Bien es verdad que algunos socios, muy pocos, puesto que la mayoría se ha hecho cargo de la situación y sobreentiende la necesidad de no complicar más las finanzas del club, han preguntado formalmente como se los piensa compensar. Pero causa una gran incertidumbre y extrañeza que aún no se haya informado a los socios sobre si se les pasará el cobro, como es habitual cuando llega el verano, de la totalidad del abono de la siguiente temporada. Esta sería una tormenta perfecta que todavía se puede evitar.

Tampoco se ha liquidado el Asiento Libre
Cargar en los hombros de los socios el peso de avanzar los abonos sin la seguridad de poder abrir el Camp Nou podría ser el desencadenante de un enorme malestar social. De estos 80.000 abonos, la mayoría están agrupar en unas 30.000 familias barcelonistas, cosa que quiere decir que aproximadamente dos tercios de los socios tienen que pagar, al menos, dos abonos por unidad, es decir, un gasto que en este momento, por las razones evidentes de la precariedad en la actividad económica, no estaría en las prioridades de los socios barcelonistas. Y mucho menos si se tiene en cuenta que ni se les ha propuesto ninguna compensación por los partidos no disputados de la temporada actual ni, el que es más grave, se dan las condiciones para garantizar que los partidos de la próxima se puedan disputar a puerta abierta.

Se añade un factor importante derivado del uso del Asiento Libre de este curso. Aquellos socios, cada vez más, que han hecho uso regular o puntual de la posibilidad de ceder la localidad en algún momento, han generado un saldo en su favor a descontar de la temporada siguiente.
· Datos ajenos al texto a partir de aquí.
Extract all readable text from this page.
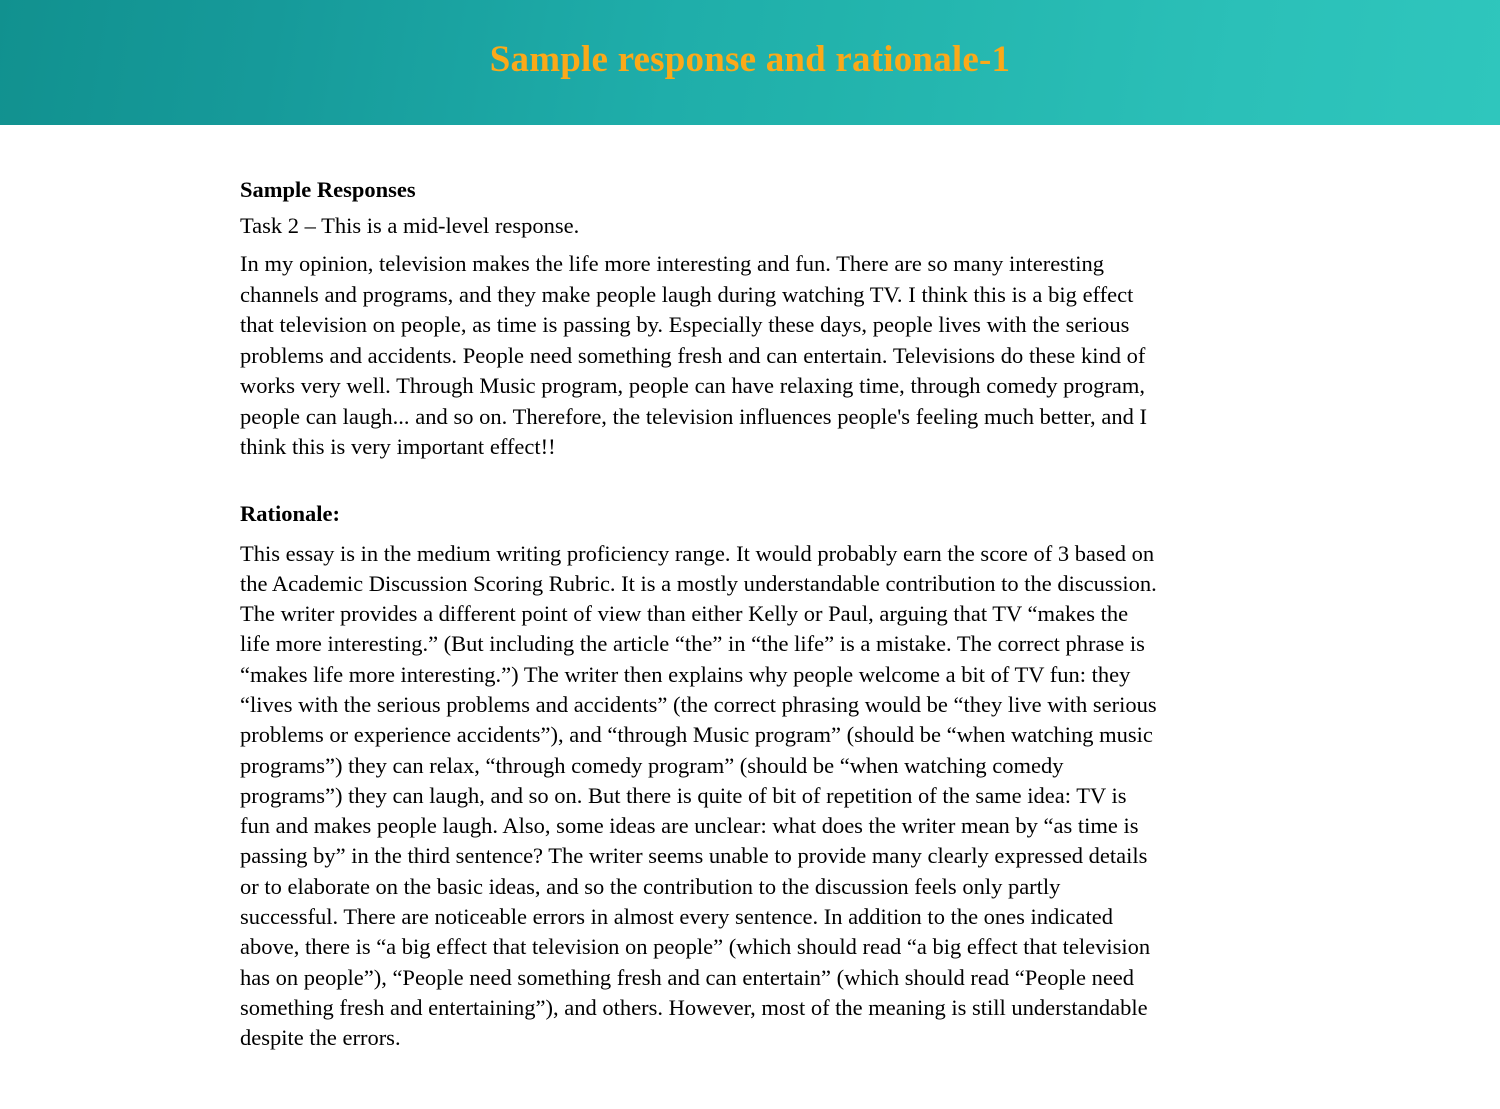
Sample response and rationale-1
Sample Responses
Task 2 – This is a mid-level response.

In my opinion, television makes the life more interesting and fun. There are so many interesting channels and programs, and they make people laugh during watching TV. I think this is a big effect that television on people, as time is passing by. Especially these days, people lives with the serious problems and accidents. People need something fresh and can entertain. Televisions do these kind of works very well. Through Music program, people can have relaxing time, through comedy program, people can laugh... and so on. Therefore, the television influences people's feeling much better, and I think this is very important effect!!

Rationale:

This essay is in the medium writing proficiency range. It would probably earn the score of 3 based on the Academic Discussion Scoring Rubric. It is a mostly understandable contribution to the discussion. The writer provides a different point of view than either Kelly or Paul, arguing that TV “makes the life more interesting.” (But including the article “the” in “the life” is a mistake. The correct phrase is “makes life more interesting.”) The writer then explains why people welcome a bit of TV fun: they “lives with the serious problems and accidents” (the correct phrasing would be “they live with serious problems or experience accidents”), and “through Music program” (should be “when watching music programs”) they can relax, “through comedy program” (should be “when watching comedy programs”) they can laugh, and so on. But there is quite of bit of repetition of the same idea: TV is fun and makes people laugh. Also, some ideas are unclear: what does the writer mean by “as time is passing by” in the third sentence? The writer seems unable to provide many clearly expressed details or to elaborate on the basic ideas, and so the contribution to the discussion feels only partly successful. There are noticeable errors in almost every sentence. In addition to the ones indicated above, there is “a big effect that television on people” (which should read “a big effect that television has on people”), “People need something fresh and can entertain” (which should read “People need something fresh and entertaining”), and others. However, most of the meaning is still understandable despite the errors.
Probablemente este es el motivo por el cual los expertos financieros del club no se atreven a cerrar el curso y liquidar estas cuentas pendientes a favor de los socios, que, finalmente, se tienen que acabar traduciendo en una rebaja de los ingresos previstos. Estr es su miedo, dejar de asegurarse una parte muy pequeña de ingresos arriesgando incomprensiblemente su propia continuidad si provocan un motín de consecuencias imprevisibles.